Second Place, Baltimore Review Short Fiction Competition

 

                                                    Berto's Duty

             

             My sister Angela stands on her cracked driveway holding her latest baby and watches me check the supplies in my trunk.  Diapers, wipes, 500 count box of latex gloves, weight lifter’s belt.  Angela glances at my gear and a corner of her lip lifts in distaste. 

            “Hey, Berto,” she calls,  “when you gonna get a real job, stop wiping old folks’ asses?”

            “We’re both ass wipers, Sis,” I say, lifting my chin at the baby who’s hunting through Angela’s brown hair for her gold hoop earrings.
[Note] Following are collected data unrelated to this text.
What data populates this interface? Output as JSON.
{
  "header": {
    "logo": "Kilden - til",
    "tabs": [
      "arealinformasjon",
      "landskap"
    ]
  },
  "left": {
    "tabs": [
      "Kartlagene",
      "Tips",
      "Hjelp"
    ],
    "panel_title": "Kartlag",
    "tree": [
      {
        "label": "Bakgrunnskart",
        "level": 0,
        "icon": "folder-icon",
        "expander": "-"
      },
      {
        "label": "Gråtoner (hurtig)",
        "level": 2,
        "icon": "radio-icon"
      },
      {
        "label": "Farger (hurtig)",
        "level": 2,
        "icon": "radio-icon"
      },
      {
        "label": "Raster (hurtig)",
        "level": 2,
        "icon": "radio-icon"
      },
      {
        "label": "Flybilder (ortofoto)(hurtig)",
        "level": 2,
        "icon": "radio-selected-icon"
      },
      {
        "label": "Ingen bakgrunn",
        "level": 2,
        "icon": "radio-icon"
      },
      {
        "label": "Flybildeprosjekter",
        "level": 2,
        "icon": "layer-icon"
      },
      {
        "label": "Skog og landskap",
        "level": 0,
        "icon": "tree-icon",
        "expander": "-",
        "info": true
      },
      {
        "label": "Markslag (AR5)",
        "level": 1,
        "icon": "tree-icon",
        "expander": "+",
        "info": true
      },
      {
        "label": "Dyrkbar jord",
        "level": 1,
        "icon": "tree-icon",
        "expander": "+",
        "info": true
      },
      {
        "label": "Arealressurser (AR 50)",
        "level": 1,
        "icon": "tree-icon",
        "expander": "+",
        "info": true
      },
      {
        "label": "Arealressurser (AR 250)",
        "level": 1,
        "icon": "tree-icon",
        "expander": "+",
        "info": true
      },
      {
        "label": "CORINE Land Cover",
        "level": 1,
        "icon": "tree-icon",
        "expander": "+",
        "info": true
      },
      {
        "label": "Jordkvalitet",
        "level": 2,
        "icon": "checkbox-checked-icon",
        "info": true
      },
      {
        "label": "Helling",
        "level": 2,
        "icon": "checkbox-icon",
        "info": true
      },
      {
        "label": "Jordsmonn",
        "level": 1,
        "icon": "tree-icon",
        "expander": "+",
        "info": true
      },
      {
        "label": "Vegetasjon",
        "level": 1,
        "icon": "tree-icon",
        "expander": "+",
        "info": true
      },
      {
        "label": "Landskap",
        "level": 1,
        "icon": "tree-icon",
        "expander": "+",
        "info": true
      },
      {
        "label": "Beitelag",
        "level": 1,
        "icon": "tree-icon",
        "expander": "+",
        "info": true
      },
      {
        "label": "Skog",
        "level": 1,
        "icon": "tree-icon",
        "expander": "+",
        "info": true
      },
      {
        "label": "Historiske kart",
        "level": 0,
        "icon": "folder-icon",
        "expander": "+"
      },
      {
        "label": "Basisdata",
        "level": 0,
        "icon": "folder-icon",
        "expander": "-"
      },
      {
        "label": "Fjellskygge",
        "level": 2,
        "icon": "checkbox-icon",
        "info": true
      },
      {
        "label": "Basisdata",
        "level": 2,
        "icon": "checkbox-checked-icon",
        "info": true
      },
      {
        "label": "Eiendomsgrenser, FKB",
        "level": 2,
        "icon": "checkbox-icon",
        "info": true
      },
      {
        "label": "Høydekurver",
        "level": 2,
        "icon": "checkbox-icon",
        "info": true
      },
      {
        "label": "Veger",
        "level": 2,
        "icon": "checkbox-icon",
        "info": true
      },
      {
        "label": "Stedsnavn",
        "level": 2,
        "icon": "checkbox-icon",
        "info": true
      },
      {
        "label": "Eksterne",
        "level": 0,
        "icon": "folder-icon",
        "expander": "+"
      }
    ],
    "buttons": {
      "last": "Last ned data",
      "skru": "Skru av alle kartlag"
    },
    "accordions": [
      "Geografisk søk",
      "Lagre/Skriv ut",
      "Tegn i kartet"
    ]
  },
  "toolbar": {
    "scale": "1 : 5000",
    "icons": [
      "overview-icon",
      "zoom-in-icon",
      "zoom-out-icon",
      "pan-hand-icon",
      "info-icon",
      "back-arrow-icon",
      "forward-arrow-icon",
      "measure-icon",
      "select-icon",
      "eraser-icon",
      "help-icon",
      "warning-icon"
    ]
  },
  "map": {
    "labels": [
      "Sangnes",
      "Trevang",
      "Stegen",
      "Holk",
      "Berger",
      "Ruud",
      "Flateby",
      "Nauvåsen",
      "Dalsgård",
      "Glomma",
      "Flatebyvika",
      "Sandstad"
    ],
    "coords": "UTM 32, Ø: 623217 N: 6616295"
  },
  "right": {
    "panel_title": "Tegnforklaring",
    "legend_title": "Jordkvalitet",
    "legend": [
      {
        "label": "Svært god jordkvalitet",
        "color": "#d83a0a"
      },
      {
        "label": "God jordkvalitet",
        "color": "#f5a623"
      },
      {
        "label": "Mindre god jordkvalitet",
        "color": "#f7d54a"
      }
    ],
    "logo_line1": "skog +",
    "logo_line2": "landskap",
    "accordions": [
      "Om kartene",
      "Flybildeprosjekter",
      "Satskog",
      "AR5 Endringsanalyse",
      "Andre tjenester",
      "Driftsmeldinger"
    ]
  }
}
            “Yeah, well at least this one’s mine,” she says, uncurling the baby’s fingers from her earring.  “And I got my own place.”

            I know she’s not trying to make me feel bad for crashing on her couch between clients.  She’s just showing me she’s got something.
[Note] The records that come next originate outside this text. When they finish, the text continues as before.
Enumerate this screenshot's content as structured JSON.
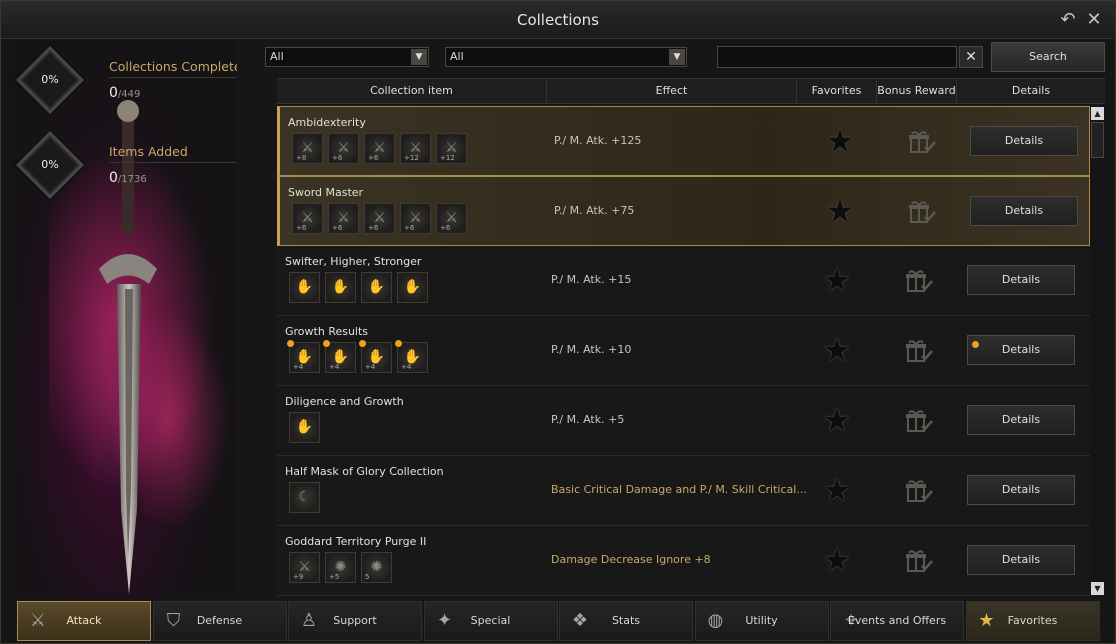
{
  "window": {
    "title": "Collections"
  },
  "stats": [
    {
      "percent": "0%",
      "label": "Collections Completed",
      "value": "0",
      "total": "/449"
    },
    {
      "percent": "0%",
      "label": "Items Added",
      "value": "0",
      "total": "/1736"
    }
  ],
  "filters": {
    "filter1": "All",
    "filter2": "All",
    "search_value": "",
    "clear_label": "✕",
    "search_label": "Search"
  },
  "columns": [
    "Collection item",
    "Effect",
    "Favorites",
    "Bonus Reward",
    "Details"
  ],
  "rows": [
    {
      "name": "Ambidexterity",
      "effect": "P./ M. Atk. +125",
      "highlight": true,
      "icons": [
        {
          "g": "⚔",
          "c": "+8"
        },
        {
          "g": "⚔",
          "c": "+6"
        },
        {
          "g": "⚔",
          "c": "+6"
        },
        {
          "g": "⚔",
          "c": "+12"
        },
        {
          "g": "⚔",
          "c": "+12"
        }
      ],
      "details": "Details"
    },
    {
      "name": "Sword Master",
      "effect": "P./ M. Atk. +75",
      "highlight": true,
      "icons": [
        {
          "g": "⚔",
          "c": "+6"
        },
        {
          "g": "⚔",
          "c": "+6"
        },
        {
          "g": "⚔",
          "c": "+6"
        },
        {
          "g": "⚔",
          "c": "+6"
        },
        {
          "g": "⚔",
          "c": "+6"
        }
      ],
      "details": "Details"
    },
    {
      "name": "Swifter, Higher, Stronger",
      "effect": "P./ M. Atk. +15",
      "highlight": false,
      "icons": [
        {
          "g": "✋",
          "c": ""
        },
        {
          "g": "✋",
          "c": ""
        },
        {
          "g": "✋",
          "c": ""
        },
        {
          "g": "✋",
          "c": ""
        }
      ],
      "details": "Details"
    },
    {
      "name": "Growth Results",
      "effect": "P./ M. Atk. +10",
      "highlight": false,
      "dotted": true,
      "icons": [
        {
          "g": "✋",
          "c": "+4"
        },
        {
          "g": "✋",
          "c": "+4"
        },
        {
          "g": "✋",
          "c": "+4"
        },
        {
          "g": "✋",
          "c": "+4"
        }
      ],
      "details": "Details"
    },
    {
      "name": "Diligence and Growth",
      "effect": "P./ M. Atk. +5",
      "highlight": false,
      "icons": [
        {
          "g": "✋",
          "c": ""
        }
      ],
      "details": "Details"
    },
    {
      "name": "Half Mask of Glory Collection",
      "effect": "Basic Critical Damage and P./ M. Skill Critical...",
      "highlight": false,
      "gold": true,
      "icons": [
        {
          "g": "☾",
          "c": ""
        }
      ],
      "details": "Details"
    },
    {
      "name": "Goddard Territory Purge II",
      "effect": "Damage Decrease Ignore +8",
      "highlight": false,
      "gold": true,
      "icons": [
        {
          "g": "⚔",
          "c": "+9"
        },
        {
          "g": "✺",
          "c": "+5"
        },
        {
          "g": "✺",
          "c": "5"
        }
      ],
      "details": "Details"
    }
  ],
  "tabs": [
    {
      "label": "Attack",
      "icon": "attack-icon",
      "glyph": "⚔"
    },
    {
      "label": "Defense",
      "icon": "shield-icon",
      "glyph": "⛉"
    },
    {
      "label": "Support",
      "icon": "support-icon",
      "glyph": "♙"
    },
    {
      "label": "Special",
      "icon": "sparkle-icon",
      "glyph": "✦"
    },
    {
      "label": "Stats",
      "icon": "stats-icon",
      "glyph": "❖"
    },
    {
      "label": "Utility",
      "icon": "globe-icon",
      "glyph": "◍"
    },
    {
      "label": "Events and Offers",
      "icon": "events-icon",
      "glyph": "✧"
    },
    {
      "label": "Favorites",
      "icon": "star-icon",
      "glyph": "★"
    }
  ],
  "colors": {
    "accent": "#c9a350",
    "gold_text": "#c9a869",
    "notice_dot": "#f0a020"
  }
}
            “And I’m going to mine.”  I smile, glad to be leaving her squashed tract house with its smell of hot lard and baby powder. 
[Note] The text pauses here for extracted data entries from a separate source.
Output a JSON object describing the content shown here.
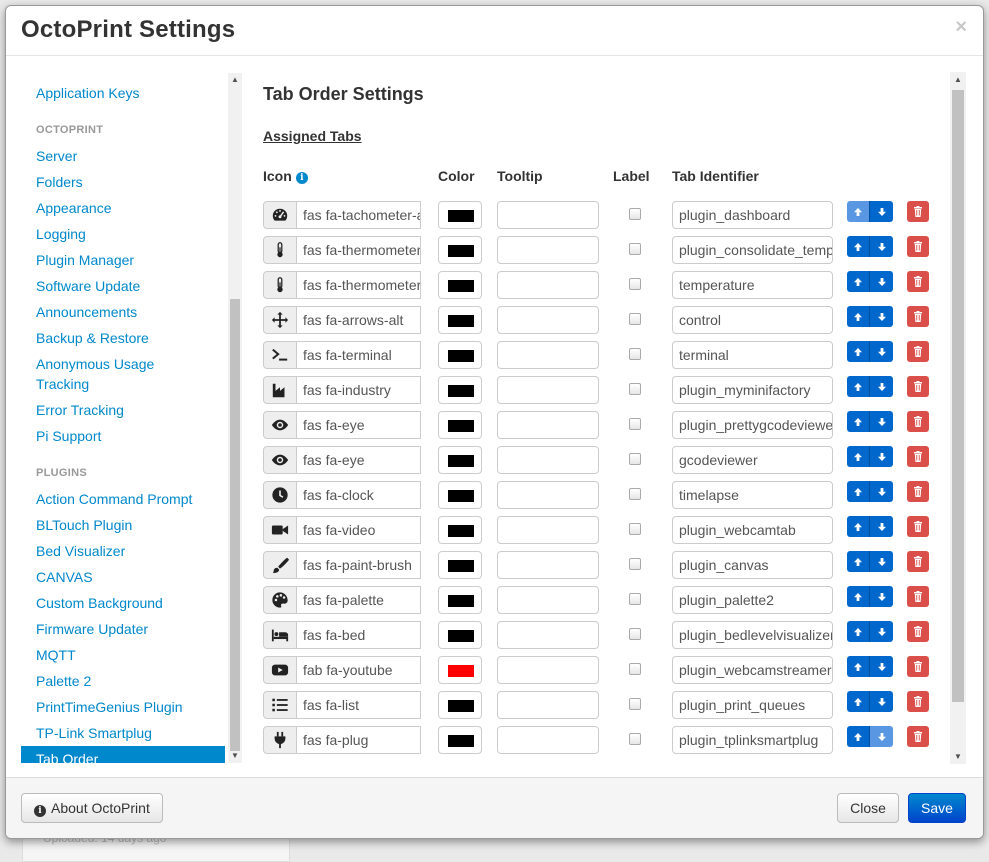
{
  "dialog": {
    "title": "OctoPrint Settings",
    "close_glyph": "×",
    "background_peek": "Uploaded: 14 days ago"
  },
  "sidebar": {
    "items": [
      {
        "type": "item",
        "label": "Application Keys"
      },
      {
        "type": "header",
        "label": "OCTOPRINT"
      },
      {
        "type": "item",
        "label": "Server"
      },
      {
        "type": "item",
        "label": "Folders"
      },
      {
        "type": "item",
        "label": "Appearance"
      },
      {
        "type": "item",
        "label": "Logging"
      },
      {
        "type": "item",
        "label": "Plugin Manager"
      },
      {
        "type": "item",
        "label": "Software Update"
      },
      {
        "type": "item",
        "label": "Announcements"
      },
      {
        "type": "item",
        "label": "Backup & Restore"
      },
      {
        "type": "item",
        "label": "Anonymous Usage Tracking",
        "lines": [
          "Anonymous Usage",
          "Tracking"
        ]
      },
      {
        "type": "item",
        "label": "Error Tracking"
      },
      {
        "type": "item",
        "label": "Pi Support"
      },
      {
        "type": "header",
        "label": "PLUGINS"
      },
      {
        "type": "item",
        "label": "Action Command Prompt"
      },
      {
        "type": "item",
        "label": "BLTouch Plugin"
      },
      {
        "type": "item",
        "label": "Bed Visualizer"
      },
      {
        "type": "item",
        "label": "CANVAS"
      },
      {
        "type": "item",
        "label": "Custom Background"
      },
      {
        "type": "item",
        "label": "Firmware Updater"
      },
      {
        "type": "item",
        "label": "MQTT"
      },
      {
        "type": "item",
        "label": "Palette 2"
      },
      {
        "type": "item",
        "label": "PrintTimeGenius Plugin"
      },
      {
        "type": "item",
        "label": "TP-Link Smartplug"
      },
      {
        "type": "item",
        "label": "Tab Order",
        "active": true
      }
    ]
  },
  "main": {
    "title": "Tab Order Settings",
    "subtitle": "Assigned Tabs",
    "columns": {
      "icon": "Icon",
      "icon_info": "i",
      "color": "Color",
      "tooltip": "Tooltip",
      "label": "Label",
      "identifier": "Tab Identifier"
    },
    "rows": [
      {
        "icon": "tachometer-icon",
        "icon_class": "fas fa-tachometer-alt",
        "color": "#000000",
        "tooltip": "",
        "label_checked": false,
        "identifier": "plugin_dashboard",
        "up_disabled": true,
        "down_disabled": false
      },
      {
        "icon": "thermometer-icon",
        "icon_class": "fas fa-thermometer-half",
        "color": "#000000",
        "tooltip": "",
        "label_checked": false,
        "identifier": "plugin_consolidate_temp_control",
        "up_disabled": false,
        "down_disabled": false
      },
      {
        "icon": "thermometer-icon",
        "icon_class": "fas fa-thermometer-half",
        "color": "#000000",
        "tooltip": "",
        "label_checked": false,
        "identifier": "temperature",
        "up_disabled": false,
        "down_disabled": false
      },
      {
        "icon": "arrows-alt-icon",
        "icon_class": "fas fa-arrows-alt",
        "color": "#000000",
        "tooltip": "",
        "label_checked": false,
        "identifier": "control",
        "up_disabled": false,
        "down_disabled": false
      },
      {
        "icon": "terminal-icon",
        "icon_class": "fas fa-terminal",
        "color": "#000000",
        "tooltip": "",
        "label_checked": false,
        "identifier": "terminal",
        "up_disabled": false,
        "down_disabled": false
      },
      {
        "icon": "industry-icon",
        "icon_class": "fas fa-industry",
        "color": "#000000",
        "tooltip": "",
        "label_checked": false,
        "identifier": "plugin_myminifactory",
        "up_disabled": false,
        "down_disabled": false
      },
      {
        "icon": "eye-icon",
        "icon_class": "fas fa-eye",
        "color": "#000000",
        "tooltip": "",
        "label_checked": false,
        "identifier": "plugin_prettygcodeviewer",
        "up_disabled": false,
        "down_disabled": false
      },
      {
        "icon": "eye-icon",
        "icon_class": "fas fa-eye",
        "color": "#000000",
        "tooltip": "",
        "label_checked": false,
        "identifier": "gcodeviewer",
        "up_disabled": false,
        "down_disabled": false
      },
      {
        "icon": "clock-icon",
        "icon_class": "fas fa-clock",
        "color": "#000000",
        "tooltip": "",
        "label_checked": false,
        "identifier": "timelapse",
        "up_disabled": false,
        "down_disabled": false
      },
      {
        "icon": "video-icon",
        "icon_class": "fas fa-video",
        "color": "#000000",
        "tooltip": "",
        "label_checked": false,
        "identifier": "plugin_webcamtab",
        "up_disabled": false,
        "down_disabled": false
      },
      {
        "icon": "paint-brush-icon",
        "icon_class": "fas fa-paint-brush",
        "color": "#000000",
        "tooltip": "",
        "label_checked": false,
        "identifier": "plugin_canvas",
        "up_disabled": false,
        "down_disabled": false
      },
      {
        "icon": "palette-icon",
        "icon_class": "fas fa-palette",
        "color": "#000000",
        "tooltip": "",
        "label_checked": false,
        "identifier": "plugin_palette2",
        "up_disabled": false,
        "down_disabled": false
      },
      {
        "icon": "bed-icon",
        "icon_class": "fas fa-bed",
        "color": "#000000",
        "tooltip": "",
        "label_checked": false,
        "identifier": "plugin_bedlevelvisualizer",
        "up_disabled": false,
        "down_disabled": false
      },
      {
        "icon": "youtube-icon",
        "icon_class": "fab fa-youtube",
        "color": "#ff0000",
        "tooltip": "",
        "label_checked": false,
        "identifier": "plugin_webcamstreamer",
        "up_disabled": false,
        "down_disabled": false
      },
      {
        "icon": "list-icon",
        "icon_class": "fas fa-list",
        "color": "#000000",
        "tooltip": "",
        "label_checked": false,
        "identifier": "plugin_print_queues",
        "up_disabled": false,
        "down_disabled": false
      },
      {
        "icon": "plug-icon",
        "icon_class": "fas fa-plug",
        "color": "#000000",
        "tooltip": "",
        "label_checked": false,
        "identifier": "plugin_tplinksmartplug",
        "up_disabled": false,
        "down_disabled": true
      }
    ]
  },
  "footer": {
    "about_label": "About OctoPrint",
    "about_icon": "i",
    "close_label": "Close",
    "save_label": "Save"
  },
  "colors": {
    "accent": "#0088cc",
    "button_primary": "#0068cc",
    "button_danger": "#da4f49"
  }
}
            Six days away from my work and I feel like the stuffing’s come out of me.  I start changing back into Bertito, the youngest boy, kid number three of five, the odd one out.  I start disappearing again into the sprawl of my family.  I’m glad to be heading to a stranger’s house where people don’t know a thing about me, where someone’s looking at me with fresh eyes.  Okay, so that first look worries them a bit.  I don’t look like someone you’d pick to take care of your dying parent.  Ex-con, gang member, you might think looking at me.  But I don’t mind waiting out their doubt that a person like me is the right one for the job.  They’ll see.